Friday 28 March 2008 à 23:37
Tuesday 25 March 2008 à 22:47 On parle peu de réel libéralisme puisqu'il est couplé à un protectionnisme fort compréhensible. Certains pays sont libéraux comme l'Irlande ou l'Australie, donc ça existe. Cependant loin de moi l'idée de vouloir retranscrire ces "modèles" en France.
L'Iralande et l'Australie sont de très mauvais exemple, car comme l'a fait remarquer Ribentrop, ce sont des îles. Il y a, à leurs frontières, une "barrière physique" qui compense le libéralisme.
Rien ne permet, à l'heure actuelle, de croire que le libéralisme fait effectivement diminuer significativement le chômage. Au contraire, en Allemagne de l'Est, certains regrettent le plein emploi de l'époque communiste (et pour en arriver à regretter cette période, il faut bien qu'il y ait de graves problèmes).
Tuesday 25 March 2008 à 22:47 Le libéralisme ne peut engendré une diminution des libertés individuelles que tu assimiles à des droits, mélangeant le légal et légitime, choses très différentes. C'est un amalgame d'une part et d'autre part une erreur.
- Pouvez-vous justifier votre affirmation selon laquelle le libéralisme économique ne peut pas faire baisser les libertés individuelles ? Il me semble pourtant que le libéralisme se traduit cncrètement par une baisse des libertés. Ainsi, un employé n'est plus protégé par la loi, et peu se faire virer à n'importe quel moment. Il est donc plus dépendant de sa hiérarchie, et donc moins libre.
Il y a de nombreux autres exemples dans le même style, par exemple, le libéralisme restreint la liberté de choix culturel en s'opposant aux lois protégeant la culture. - Je ne vois pas comment je pourrais faire une confusion entre légal et légitime sans parler de ce qui est légitime. Vous faites donc là un paralogisme
- En s'opposant à l'Etat providence, le libéralisme restreint certaines possibilités d'actions (donc certaines libertés, car la liberté est avant tout ce qu'on peut faire). Par exemple, la possibilité de se soigner.
Tuesday 25 March 2008 à 22:47 Pour la médiocratie, il s'agit d'un sens dérivé de l'origine étymologique, comme on dit travail et non tripalium qui n'ont pas le même sens, l'un étant le résultat de l'autre. Par médiocratie on entend en effet le sens "moyen", à savoir faire de tous des gens moyens, le règne du moyen, du commun, et le rejet de la réussite. C'est un nivellement par le bas.
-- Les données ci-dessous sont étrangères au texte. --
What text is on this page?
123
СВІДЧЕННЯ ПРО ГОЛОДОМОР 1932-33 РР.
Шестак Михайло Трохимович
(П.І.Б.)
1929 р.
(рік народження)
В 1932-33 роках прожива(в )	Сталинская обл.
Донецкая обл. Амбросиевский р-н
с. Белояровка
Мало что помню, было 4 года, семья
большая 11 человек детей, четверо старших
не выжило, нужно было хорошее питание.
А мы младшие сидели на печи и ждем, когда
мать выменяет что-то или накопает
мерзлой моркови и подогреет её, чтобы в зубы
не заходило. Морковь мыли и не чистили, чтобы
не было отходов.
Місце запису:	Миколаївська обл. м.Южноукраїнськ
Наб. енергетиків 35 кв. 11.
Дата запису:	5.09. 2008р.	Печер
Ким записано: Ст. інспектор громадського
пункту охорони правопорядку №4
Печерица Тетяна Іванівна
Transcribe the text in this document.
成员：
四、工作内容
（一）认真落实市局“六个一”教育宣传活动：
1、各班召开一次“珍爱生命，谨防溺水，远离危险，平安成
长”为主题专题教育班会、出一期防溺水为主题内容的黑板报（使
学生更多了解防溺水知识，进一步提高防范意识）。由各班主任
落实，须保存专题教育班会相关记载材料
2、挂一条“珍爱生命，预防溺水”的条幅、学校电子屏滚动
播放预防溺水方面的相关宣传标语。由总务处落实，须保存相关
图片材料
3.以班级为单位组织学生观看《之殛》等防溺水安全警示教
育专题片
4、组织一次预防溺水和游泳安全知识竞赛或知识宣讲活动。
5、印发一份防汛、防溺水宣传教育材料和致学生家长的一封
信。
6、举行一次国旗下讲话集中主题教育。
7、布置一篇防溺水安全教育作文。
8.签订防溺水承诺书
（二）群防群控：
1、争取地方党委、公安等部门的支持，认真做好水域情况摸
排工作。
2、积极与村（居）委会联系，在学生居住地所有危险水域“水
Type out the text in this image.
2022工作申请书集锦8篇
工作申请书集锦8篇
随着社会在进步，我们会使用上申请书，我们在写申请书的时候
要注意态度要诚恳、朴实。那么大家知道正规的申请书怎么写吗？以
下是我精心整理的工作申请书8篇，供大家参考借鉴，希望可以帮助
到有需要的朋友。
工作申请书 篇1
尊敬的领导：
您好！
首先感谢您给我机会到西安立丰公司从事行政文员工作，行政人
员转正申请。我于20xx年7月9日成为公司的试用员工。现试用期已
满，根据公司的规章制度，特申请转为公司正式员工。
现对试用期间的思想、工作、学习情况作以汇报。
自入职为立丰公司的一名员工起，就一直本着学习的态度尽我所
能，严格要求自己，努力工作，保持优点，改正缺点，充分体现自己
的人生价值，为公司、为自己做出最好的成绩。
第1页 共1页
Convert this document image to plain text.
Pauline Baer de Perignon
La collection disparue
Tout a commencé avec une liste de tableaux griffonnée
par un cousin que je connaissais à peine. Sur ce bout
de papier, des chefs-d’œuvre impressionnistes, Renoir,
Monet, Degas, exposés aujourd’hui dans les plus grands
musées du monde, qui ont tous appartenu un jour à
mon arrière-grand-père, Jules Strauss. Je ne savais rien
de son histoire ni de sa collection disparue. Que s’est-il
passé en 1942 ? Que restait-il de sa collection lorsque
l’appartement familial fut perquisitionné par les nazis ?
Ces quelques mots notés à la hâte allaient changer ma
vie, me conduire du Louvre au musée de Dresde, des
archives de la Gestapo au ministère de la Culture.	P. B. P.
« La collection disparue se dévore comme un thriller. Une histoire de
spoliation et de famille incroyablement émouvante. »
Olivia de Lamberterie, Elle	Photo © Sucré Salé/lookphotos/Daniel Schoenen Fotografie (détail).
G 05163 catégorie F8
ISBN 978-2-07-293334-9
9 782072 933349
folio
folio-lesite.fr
Je pense que ce glissement de sens est particulièrement révélateur. Quand un mouvement idéologique dénigre un adversaire en donnant une connotation très péjorative à cet adversaire, cela trahit une certaine manière de penser.
Ainsi, le manichéisme était un adversaire du christianisme. Le christianisme a donc dénigré le manichéiems, en disant qu'il s'agissait d'une théorie stupide, qui découpait bêtement entre bien et mal.
Les ennemis de l'épicurisme ont caricaturé la philosophie d'Épicure, lui attribuant mille excès (alors qu'Épicure prônait la modération !).
Il en est de même avec la médiocratie : si certains dénigrent ce régime politique, c'est parce qu'ils y sont opposés. Ils refusent aux classes moyennes le droit de diriger, et veulent que la direction des affaires publiques soit sous la férule d'une élite restreinte.
Je pense que cela révelle beaucoup de choses sur vos sources, sur les livres où vous êtes allés chercher votre idéologie libérale.